Sebagai media informasi komunikasi, pers memegang peran penting dalam proses demokratisasi di dalam bangunan peradaban sebuah bangsa. Tak terkecuali para insan pers di Indonesia. Bagaimanakah semestinya pers memposisikan dirinya, terutama di masa-masa perhelatan pesta demokrasi (Pemilu atau Pilkada) di sebuah wilayah?

Selama ini, utamanya pasca reformasi tahun 1998, negara memang telah memberikan kebebasan yang sebesar-besarnya kepada pers. Lebih spesifik lagi, jaminan kebebasan untuk mengemukakan pendapat. Tidak lagi seperti pra reformasi, pers pun semakin menunjukkan perannya dalam pembangunan demokrasi bangsa ini. Lebih bebas! Tapi sayangnya, beberapa pers justru terkesan memanfaatkan kondisi ini demi kepentingan komersial! Benarkah?
Sepakat atau tidak, kita harus jujur bahwa tidak seluruh pers di Indonesia mampu memposisikan dirinya sebagai pilar keempat demokrasi. Bahkan saat ini, pers pun telah dikatakan sebagai sebuah industri. Artinya, sesuatu yang telah dinamai industri tentulah berkaitan langsung dengan angka-angka finansial yang akan dihasilkannya.
Memang tak dapat dinafikan, tanpa uang, sebuah media tidak akan bisa “hidup” dan bertahan lama. Namun setidaknya, kondisi seperti itu tidak serta merta harus menjadi dasar pijak berubahnya arah perjuangan pers. Mereka harus tetap menjadi batu karang untuk menciptakan suasana yang lebih demokratis dalam bangsa ini.
Seperti yang terjadi di Bali. Salah satu perusahaan media besar terkesan lebih memilih bergerak di bidang industri daripada mendedikasikan dirinya pada pembangunan demokrasi. Tak ayal, setiap harinya tak satupun “berita baik” yang mereka angkat. Kalaupun ada “berita baik” (contohnya berita yang mengangkat tentang kebijakan pemerintah), itu pastilah advetorial (berita iklan alias bayar). Mungkin saja, mereka masih mengagungkan jargon lama; BAD NEWS IS A GOOD NEWS. Padahal kenyataannya, untuk saat ini, jargon itu telah mentah!

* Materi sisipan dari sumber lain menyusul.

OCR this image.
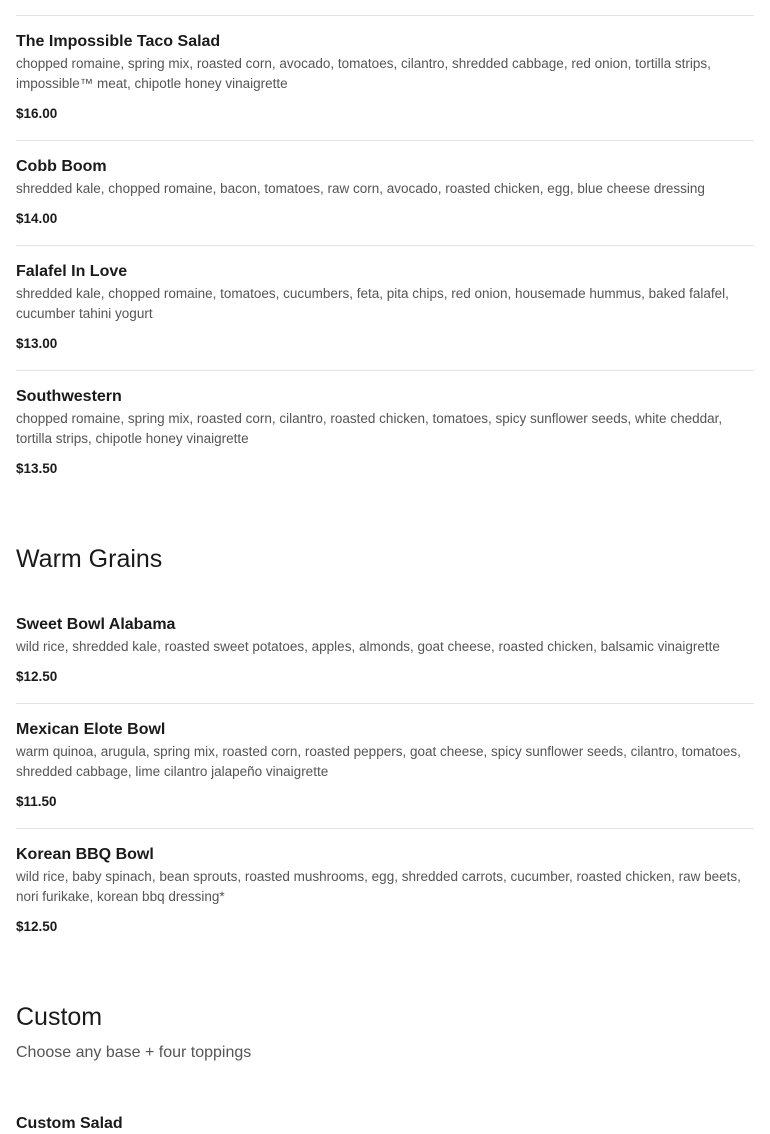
The Impossible Taco Salad
chopped romaine, spring mix, roasted corn, avocado, tomatoes, cilantro, shredded cabbage, red onion, tortilla strips, impossible™ meat, chipotle honey vinaigrette
$16.00
Cobb Boom
shredded kale, chopped romaine, bacon, tomatoes, raw corn, avocado, roasted chicken, egg, blue cheese dressing
$14.00
Falafel In Love
shredded kale, chopped romaine, tomatoes, cucumbers, feta, pita chips, red onion, housemade hummus, baked falafel, cucumber tahini yogurt
$13.00
Southwestern
chopped romaine, spring mix, roasted corn, cilantro, roasted chicken, tomatoes, spicy sunflower seeds, white cheddar, tortilla strips, chipotle honey vinaigrette
$13.50
Warm Grains
Sweet Bowl Alabama
wild rice, shredded kale, roasted sweet potatoes, apples, almonds, goat cheese, roasted chicken, balsamic vinaigrette
$12.50
Mexican Elote Bowl
warm quinoa, arugula, spring mix, roasted corn, roasted peppers, goat cheese, spicy sunflower seeds, cilantro, tomatoes, shredded cabbage, lime cilantro jalapeño vinaigrette
$11.50
Korean BBQ Bowl
wild rice, baby spinach, bean sprouts, roasted mushrooms, egg, shredded carrots, cucumber, roasted chicken, raw beets, nori furikake, korean bbq dressing*
$12.50
Custom
Choose any base + four toppings
Custom Salad
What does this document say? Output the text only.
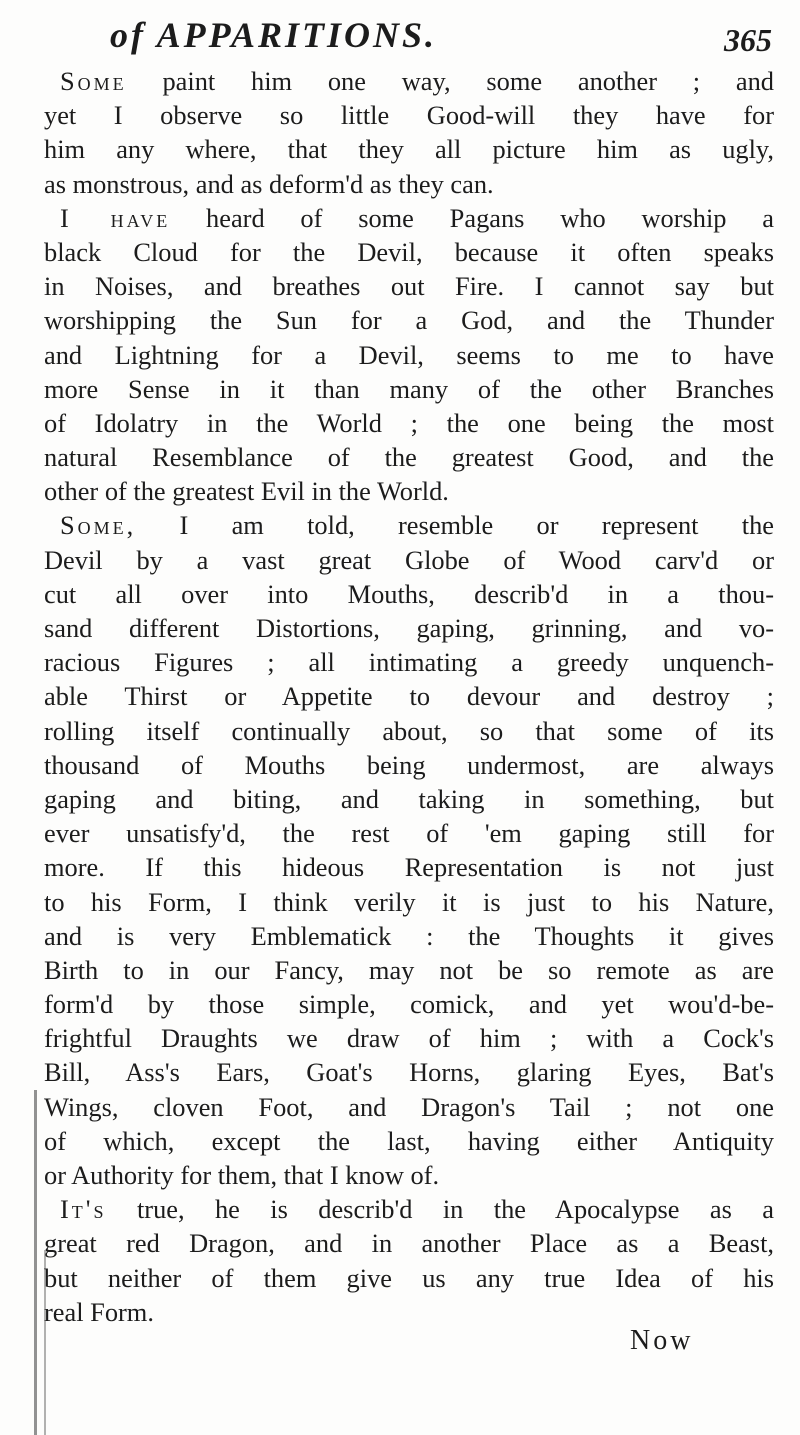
of APPARITIONS.	365
Some paint him one way, some another ; and
yet I observe so little Good-will they have for
him any where, that they all picture him as ugly,
as monstrous, and as deform'd as they can.
I have heard of some Pagans who worship a
black Cloud for the Devil, because it often speaks
in Noises, and breathes out Fire. I cannot say but
worshipping the Sun for a God, and the Thunder
and Lightning for a Devil, seems to me to have
more Sense in it than many of the other Branches
of Idolatry in the World ; the one being the most
natural Resemblance of the greatest Good, and the
other of the greatest Evil in the World.
Some, I am told, resemble or represent the
Devil by a vast great Globe of Wood carv'd or
cut all over into Mouths, describ'd in a thou-
sand different Distortions, gaping, grinning, and vo-
racious Figures ; all intimating a greedy unquench-
able Thirst or Appetite to devour and destroy ;
rolling itself continually about, so that some of its
thousand of Mouths being undermost, are always
gaping and biting, and taking in something, but
ever unsatisfy'd, the rest of 'em gaping still for
more. If this hideous Representation is not just
to his Form, I think verily it is just to his Nature,
and is very Emblematick : the Thoughts it gives
Birth to in our Fancy, may not be so remote as are
form'd by those simple, comick, and yet wou'd-be-
frightful Draughts we draw of him ; with a Cock's
Bill, Ass's Ears, Goat's Horns, glaring Eyes, Bat's
Wings, cloven Foot, and Dragon's Tail ; not one
of which, except the last, having either Antiquity
or Authority for them, that I know of.
It's true, he is describ'd in the Apocalypse as a
great red Dragon, and in another Place as a Beast,
but neither of them give us any true Idea of his
real Form.
Now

Sepak terjang media kembali riuh pada saat menjelang perhelatan pesta demokrasi. Meski terlihat samar, rupanya insan pers turut memainkan perannya untuk memenangkan salah satu calon pemimpin. Nah disinilah kemudian permasalahannya. Jika media terlibat dan turut menjadi "bagian" tim pemenangan kandidat, salahkah jika ada pendapat yang menyatakan bahwa pers kini tidak lagi berada pada posisi poros tengah? Salahkah jika kemudian ada yang menyebutkan bahwa pers tidak lagi layak menjadi pilar demokrasi?
Dan yang paling disayangkan, pers kita seolah-olah kehilangan idelisme perjuangannya. Ya, ini memang sebuah realita!